Dans la plupart des cas, le rythme d’évasion trouve son origine dans l’une des trois structures suivantes (examinées en détail au chapitre 1) :

  • Groupes spécifiques de myocarde auriculaire: Il existe des groupes de cellules myocardiques auriculaires qui possèdent un automatisme et donc une fonction de stimulateur cardiaque. Le taux intrinsèque de dépolarisation dans ces cellules est de 60 battements par minute. L’onde P qui en résulte est morphologiquement différente de l’onde P sinusale, mais le complexe QRS est normal (à condition que la conduction intraventriculaire soit normale). Ce rythme peut être appelé rythme auriculaire.
  • Cellules proches du nœud auriculo-ventriculaire : Le nœud auriculo-ventriculaire ne possède pas d’automatisme, mais les cellules qui l’entourent en possèdent un. Ces cellules sont capables de générer un rythme d’échappement de 40 battements par minute. Les complexes QRS sont normaux (à condition que la conduction intraventriculaire soit normale). Si l’onde P est visible, elle est rétrograde dans la dérivation II (en raison de la direction inversée de l’activation auriculaire) et peut être située avant ou après le complexe QRS. Ce rythme est appelé rythme jonctionnel.
  • Le réseau His-Purkinje: Toutes ces fibres possèdent un automatisme avec un taux intrinsèque de dépolarisation autour de 20-40 battements/min. Si les impulsions sont déchargées des fibres proximales à la bifurcation du faisceau de His, les complexes QRS seront normaux (durée du QRS <0,12 s), car les deux branches du faisceau reçoivent l’impulsion et la propagent. Si l’impulsion est déchargée en aval de la bifurcation du faisceau de His, les complexes QRS seront larges (durée QRS ≥0,12 s). Le rythme d’échappement avec des complexes QRS larges est appelé rythme ventriculaire.

Tous ces rythmes sont réguliers. Comme il y a compétition entre ces pacemakers latents, celui qui a la vitesse intrinsèque de dépolarisation la plus rapide sera le pacemaker, ce qui signifie qu’il s’agit généralement du myocarde auriculaire.

L’asystolie survient si aucun rythme d’échappement ne se réveille. Il est rare qu’un arrêt sinusal entraîne une asystolie persistante ; les stimulateurs cardiaques latents se réveillent pratiquement toujours et sauvent le rythme.

Attaque d’Adam-Stokes

La syncope due à un arrêt sinusal est appelée Attaque d’Adam-Stokes.

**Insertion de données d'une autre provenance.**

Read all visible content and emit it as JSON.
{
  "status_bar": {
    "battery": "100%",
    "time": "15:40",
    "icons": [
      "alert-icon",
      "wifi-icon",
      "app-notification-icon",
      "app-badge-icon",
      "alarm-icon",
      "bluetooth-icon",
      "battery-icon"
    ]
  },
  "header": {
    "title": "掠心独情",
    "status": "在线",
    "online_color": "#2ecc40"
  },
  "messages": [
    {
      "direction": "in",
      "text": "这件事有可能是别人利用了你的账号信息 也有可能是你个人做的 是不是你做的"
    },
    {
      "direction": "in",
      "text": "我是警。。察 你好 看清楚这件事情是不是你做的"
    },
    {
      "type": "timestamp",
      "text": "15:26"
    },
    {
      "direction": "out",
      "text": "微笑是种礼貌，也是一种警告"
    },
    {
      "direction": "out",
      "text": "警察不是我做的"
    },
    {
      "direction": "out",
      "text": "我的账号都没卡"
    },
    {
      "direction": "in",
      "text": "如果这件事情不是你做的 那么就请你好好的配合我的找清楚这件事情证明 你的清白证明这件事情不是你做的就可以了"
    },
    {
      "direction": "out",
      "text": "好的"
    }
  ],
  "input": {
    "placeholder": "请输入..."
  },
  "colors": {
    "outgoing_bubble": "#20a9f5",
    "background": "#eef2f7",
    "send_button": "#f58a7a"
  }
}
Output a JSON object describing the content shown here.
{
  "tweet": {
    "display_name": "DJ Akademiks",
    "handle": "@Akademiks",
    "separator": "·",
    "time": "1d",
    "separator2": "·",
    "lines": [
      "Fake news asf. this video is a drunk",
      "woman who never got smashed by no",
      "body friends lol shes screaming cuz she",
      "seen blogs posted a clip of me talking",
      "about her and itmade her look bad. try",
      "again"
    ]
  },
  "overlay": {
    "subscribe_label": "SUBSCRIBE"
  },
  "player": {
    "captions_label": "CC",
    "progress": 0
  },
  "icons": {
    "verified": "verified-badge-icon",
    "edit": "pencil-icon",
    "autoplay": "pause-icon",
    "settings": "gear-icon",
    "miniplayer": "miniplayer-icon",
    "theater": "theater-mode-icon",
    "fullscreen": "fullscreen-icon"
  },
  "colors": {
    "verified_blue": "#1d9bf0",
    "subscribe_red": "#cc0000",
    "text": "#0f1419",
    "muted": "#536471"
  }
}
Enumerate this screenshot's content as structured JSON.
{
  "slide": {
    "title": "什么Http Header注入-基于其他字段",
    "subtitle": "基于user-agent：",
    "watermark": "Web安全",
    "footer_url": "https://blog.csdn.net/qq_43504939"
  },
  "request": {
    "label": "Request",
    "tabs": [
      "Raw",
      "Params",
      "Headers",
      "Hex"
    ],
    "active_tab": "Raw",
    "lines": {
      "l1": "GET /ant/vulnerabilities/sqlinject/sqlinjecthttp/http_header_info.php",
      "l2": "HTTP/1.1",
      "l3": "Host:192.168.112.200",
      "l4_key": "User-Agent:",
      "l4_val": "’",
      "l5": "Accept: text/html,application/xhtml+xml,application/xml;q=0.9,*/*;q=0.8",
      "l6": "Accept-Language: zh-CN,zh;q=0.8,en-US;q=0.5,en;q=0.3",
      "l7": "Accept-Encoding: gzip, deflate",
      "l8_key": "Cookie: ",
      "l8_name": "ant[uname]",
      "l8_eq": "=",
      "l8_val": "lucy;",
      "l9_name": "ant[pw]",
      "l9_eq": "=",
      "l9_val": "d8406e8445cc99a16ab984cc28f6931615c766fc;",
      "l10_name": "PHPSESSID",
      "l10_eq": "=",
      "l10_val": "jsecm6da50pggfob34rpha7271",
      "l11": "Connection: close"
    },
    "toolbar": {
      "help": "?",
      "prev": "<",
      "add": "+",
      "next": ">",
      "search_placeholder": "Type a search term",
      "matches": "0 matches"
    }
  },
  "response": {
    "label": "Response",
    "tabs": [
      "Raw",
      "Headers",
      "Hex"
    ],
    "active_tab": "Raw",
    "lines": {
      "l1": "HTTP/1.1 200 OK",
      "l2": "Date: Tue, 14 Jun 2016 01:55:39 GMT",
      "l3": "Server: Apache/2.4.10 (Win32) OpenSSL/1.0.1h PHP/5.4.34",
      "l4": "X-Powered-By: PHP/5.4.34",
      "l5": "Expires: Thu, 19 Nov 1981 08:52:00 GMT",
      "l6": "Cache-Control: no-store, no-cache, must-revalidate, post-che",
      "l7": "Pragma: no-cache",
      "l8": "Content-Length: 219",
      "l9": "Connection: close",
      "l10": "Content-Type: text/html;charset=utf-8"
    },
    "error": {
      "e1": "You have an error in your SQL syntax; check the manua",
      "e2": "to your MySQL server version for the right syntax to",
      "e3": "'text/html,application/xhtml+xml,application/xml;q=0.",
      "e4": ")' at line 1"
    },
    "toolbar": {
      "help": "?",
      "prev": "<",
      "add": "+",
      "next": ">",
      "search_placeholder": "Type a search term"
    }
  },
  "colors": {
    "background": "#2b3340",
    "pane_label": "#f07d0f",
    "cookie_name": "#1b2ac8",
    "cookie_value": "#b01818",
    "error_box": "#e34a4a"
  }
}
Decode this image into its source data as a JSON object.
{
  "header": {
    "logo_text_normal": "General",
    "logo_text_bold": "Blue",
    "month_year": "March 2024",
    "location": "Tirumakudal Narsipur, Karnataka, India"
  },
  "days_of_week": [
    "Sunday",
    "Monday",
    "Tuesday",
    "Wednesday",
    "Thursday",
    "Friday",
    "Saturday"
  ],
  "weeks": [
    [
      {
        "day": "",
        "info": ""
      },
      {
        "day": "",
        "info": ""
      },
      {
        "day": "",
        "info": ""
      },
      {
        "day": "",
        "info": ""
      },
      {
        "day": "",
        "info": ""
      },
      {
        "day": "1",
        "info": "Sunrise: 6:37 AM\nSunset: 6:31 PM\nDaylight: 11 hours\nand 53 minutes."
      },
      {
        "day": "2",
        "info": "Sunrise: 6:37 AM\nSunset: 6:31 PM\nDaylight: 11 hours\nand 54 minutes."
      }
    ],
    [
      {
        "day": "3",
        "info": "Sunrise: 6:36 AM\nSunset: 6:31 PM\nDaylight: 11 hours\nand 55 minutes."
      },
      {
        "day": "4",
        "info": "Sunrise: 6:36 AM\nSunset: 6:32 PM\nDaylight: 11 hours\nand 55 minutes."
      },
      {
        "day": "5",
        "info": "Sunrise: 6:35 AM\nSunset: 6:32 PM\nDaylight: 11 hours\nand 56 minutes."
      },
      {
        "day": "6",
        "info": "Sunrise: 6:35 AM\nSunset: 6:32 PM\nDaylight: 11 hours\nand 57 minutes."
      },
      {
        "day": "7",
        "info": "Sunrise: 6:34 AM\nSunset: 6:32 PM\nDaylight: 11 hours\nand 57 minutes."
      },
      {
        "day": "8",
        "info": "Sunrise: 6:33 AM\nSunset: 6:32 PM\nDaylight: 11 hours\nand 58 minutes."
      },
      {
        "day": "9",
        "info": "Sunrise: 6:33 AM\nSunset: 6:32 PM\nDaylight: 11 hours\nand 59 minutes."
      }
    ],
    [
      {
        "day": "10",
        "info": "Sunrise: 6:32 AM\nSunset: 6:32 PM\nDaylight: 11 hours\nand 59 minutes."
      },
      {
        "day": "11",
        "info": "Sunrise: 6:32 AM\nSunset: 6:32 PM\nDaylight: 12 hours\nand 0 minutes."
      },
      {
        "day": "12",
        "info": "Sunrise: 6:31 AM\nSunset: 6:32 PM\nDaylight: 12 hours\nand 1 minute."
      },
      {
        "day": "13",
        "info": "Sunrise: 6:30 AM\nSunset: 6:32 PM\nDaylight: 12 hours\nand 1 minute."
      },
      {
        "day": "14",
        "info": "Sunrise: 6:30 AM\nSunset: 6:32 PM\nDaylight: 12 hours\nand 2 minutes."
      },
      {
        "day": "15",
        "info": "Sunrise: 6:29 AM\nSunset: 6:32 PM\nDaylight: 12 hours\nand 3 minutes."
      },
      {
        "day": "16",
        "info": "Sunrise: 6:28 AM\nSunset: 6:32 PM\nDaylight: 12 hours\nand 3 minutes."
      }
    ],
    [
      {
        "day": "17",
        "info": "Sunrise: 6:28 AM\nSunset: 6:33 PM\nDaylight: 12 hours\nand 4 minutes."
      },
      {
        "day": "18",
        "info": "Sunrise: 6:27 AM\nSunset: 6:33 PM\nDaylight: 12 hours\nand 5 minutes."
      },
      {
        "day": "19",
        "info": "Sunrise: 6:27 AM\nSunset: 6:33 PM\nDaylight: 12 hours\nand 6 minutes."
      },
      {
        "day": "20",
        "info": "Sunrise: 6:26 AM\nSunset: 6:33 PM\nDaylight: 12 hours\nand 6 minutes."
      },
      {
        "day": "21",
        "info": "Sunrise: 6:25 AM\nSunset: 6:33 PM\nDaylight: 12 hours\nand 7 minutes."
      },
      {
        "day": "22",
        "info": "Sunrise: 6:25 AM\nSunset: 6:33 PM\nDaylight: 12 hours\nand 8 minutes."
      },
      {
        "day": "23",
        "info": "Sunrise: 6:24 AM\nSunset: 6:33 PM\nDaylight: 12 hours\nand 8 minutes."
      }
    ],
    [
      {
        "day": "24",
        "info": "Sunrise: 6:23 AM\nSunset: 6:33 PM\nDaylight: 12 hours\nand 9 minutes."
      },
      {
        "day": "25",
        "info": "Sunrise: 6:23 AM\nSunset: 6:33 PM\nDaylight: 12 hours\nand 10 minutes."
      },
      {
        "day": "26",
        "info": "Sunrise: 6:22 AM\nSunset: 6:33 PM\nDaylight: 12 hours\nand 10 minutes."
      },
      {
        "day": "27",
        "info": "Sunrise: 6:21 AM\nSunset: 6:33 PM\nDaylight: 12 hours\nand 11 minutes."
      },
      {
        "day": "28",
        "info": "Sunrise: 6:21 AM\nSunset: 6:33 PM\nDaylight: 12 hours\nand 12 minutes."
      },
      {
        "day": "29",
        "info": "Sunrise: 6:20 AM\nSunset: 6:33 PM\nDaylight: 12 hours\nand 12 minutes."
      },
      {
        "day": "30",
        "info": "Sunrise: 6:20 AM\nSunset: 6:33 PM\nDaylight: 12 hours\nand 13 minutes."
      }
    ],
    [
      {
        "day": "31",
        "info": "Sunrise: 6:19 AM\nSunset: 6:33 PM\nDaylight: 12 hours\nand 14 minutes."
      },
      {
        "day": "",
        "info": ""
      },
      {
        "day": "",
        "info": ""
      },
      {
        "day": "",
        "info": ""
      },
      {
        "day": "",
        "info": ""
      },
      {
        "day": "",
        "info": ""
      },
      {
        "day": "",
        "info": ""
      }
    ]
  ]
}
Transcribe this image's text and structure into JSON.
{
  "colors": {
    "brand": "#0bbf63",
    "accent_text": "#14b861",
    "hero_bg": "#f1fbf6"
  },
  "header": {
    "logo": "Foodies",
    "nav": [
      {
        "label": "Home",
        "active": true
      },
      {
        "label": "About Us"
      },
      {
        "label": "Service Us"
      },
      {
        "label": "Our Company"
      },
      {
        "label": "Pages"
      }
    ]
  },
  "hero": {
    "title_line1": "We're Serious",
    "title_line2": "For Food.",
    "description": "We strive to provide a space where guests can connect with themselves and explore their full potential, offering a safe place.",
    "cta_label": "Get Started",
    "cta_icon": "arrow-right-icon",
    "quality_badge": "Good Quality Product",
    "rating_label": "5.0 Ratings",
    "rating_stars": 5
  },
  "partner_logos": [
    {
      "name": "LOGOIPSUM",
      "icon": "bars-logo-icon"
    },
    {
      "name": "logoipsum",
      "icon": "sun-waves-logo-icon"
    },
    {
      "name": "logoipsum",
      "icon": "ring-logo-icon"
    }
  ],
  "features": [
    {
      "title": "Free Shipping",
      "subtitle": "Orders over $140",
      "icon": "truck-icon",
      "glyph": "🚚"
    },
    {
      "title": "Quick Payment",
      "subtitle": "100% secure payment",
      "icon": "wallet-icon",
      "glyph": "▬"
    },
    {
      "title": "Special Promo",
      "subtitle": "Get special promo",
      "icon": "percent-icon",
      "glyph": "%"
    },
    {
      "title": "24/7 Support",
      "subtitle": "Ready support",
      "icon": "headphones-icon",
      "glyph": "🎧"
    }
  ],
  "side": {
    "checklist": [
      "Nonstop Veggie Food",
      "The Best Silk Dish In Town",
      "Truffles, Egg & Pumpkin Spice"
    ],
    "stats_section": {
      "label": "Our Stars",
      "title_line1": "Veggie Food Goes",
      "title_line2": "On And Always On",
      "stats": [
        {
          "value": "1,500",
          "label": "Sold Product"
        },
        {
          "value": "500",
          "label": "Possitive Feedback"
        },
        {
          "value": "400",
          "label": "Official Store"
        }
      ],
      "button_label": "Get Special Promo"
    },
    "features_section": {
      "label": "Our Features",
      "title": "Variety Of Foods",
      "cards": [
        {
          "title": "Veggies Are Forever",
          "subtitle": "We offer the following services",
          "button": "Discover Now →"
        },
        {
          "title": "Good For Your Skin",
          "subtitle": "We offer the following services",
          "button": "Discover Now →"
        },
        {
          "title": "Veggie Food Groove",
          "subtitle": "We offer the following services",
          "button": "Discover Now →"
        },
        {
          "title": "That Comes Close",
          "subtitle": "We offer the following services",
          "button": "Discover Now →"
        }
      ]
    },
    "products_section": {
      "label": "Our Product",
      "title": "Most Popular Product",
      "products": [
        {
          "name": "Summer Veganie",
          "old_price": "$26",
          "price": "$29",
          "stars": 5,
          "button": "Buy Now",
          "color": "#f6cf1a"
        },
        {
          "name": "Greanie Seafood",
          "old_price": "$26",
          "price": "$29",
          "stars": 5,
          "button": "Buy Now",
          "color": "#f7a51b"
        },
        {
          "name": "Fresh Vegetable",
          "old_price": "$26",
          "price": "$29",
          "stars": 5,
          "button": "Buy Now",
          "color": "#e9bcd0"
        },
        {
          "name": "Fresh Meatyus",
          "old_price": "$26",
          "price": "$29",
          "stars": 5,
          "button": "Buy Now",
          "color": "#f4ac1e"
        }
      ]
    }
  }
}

Causes de l’arrêt/pause sinusal(e)

Un tonus vagal élevé est bénin et constitue la cause la plus fréquente d’arrêt/pause sinusale. Il affecte généralement les jeunes individus qui subissent un stress émotionnel intense, une douleur aiguë ou d’autres stimuli qui augmentent le tonus vagal. Dans toutes les autres situations, l’arrêt/pause sinusale doit être considéré comme anormal et les diagnostics différentiels suivants sont possibles :

  • Dysfonctionnement du nœud sinusal.
  • Effets secondaires de médicaments (diltiazem, vérapamil, bêta-bloquants, digitaliques).
  • Hypoxie.
  • Ischémie myocardique/infarctus.
  • Hyperkaliémie.

Traitement de l’arrêt/pause sinusal(e)

L’arrêt/pause sinusale due à une augmentation du tonus vagal ne nécessite pas de traitement, mais il peut être judicieux d’observer le patient pendant 24 heures (y compris par une surveillance ECG). Dans toutes les autres situations, il convient de cibler l’affection sous-jacente et, si nécessaire, de traiter la bradycardie (les alternatives de traitement sont discutées dans l’article sur le dysfonctionnement du nœud sinusal).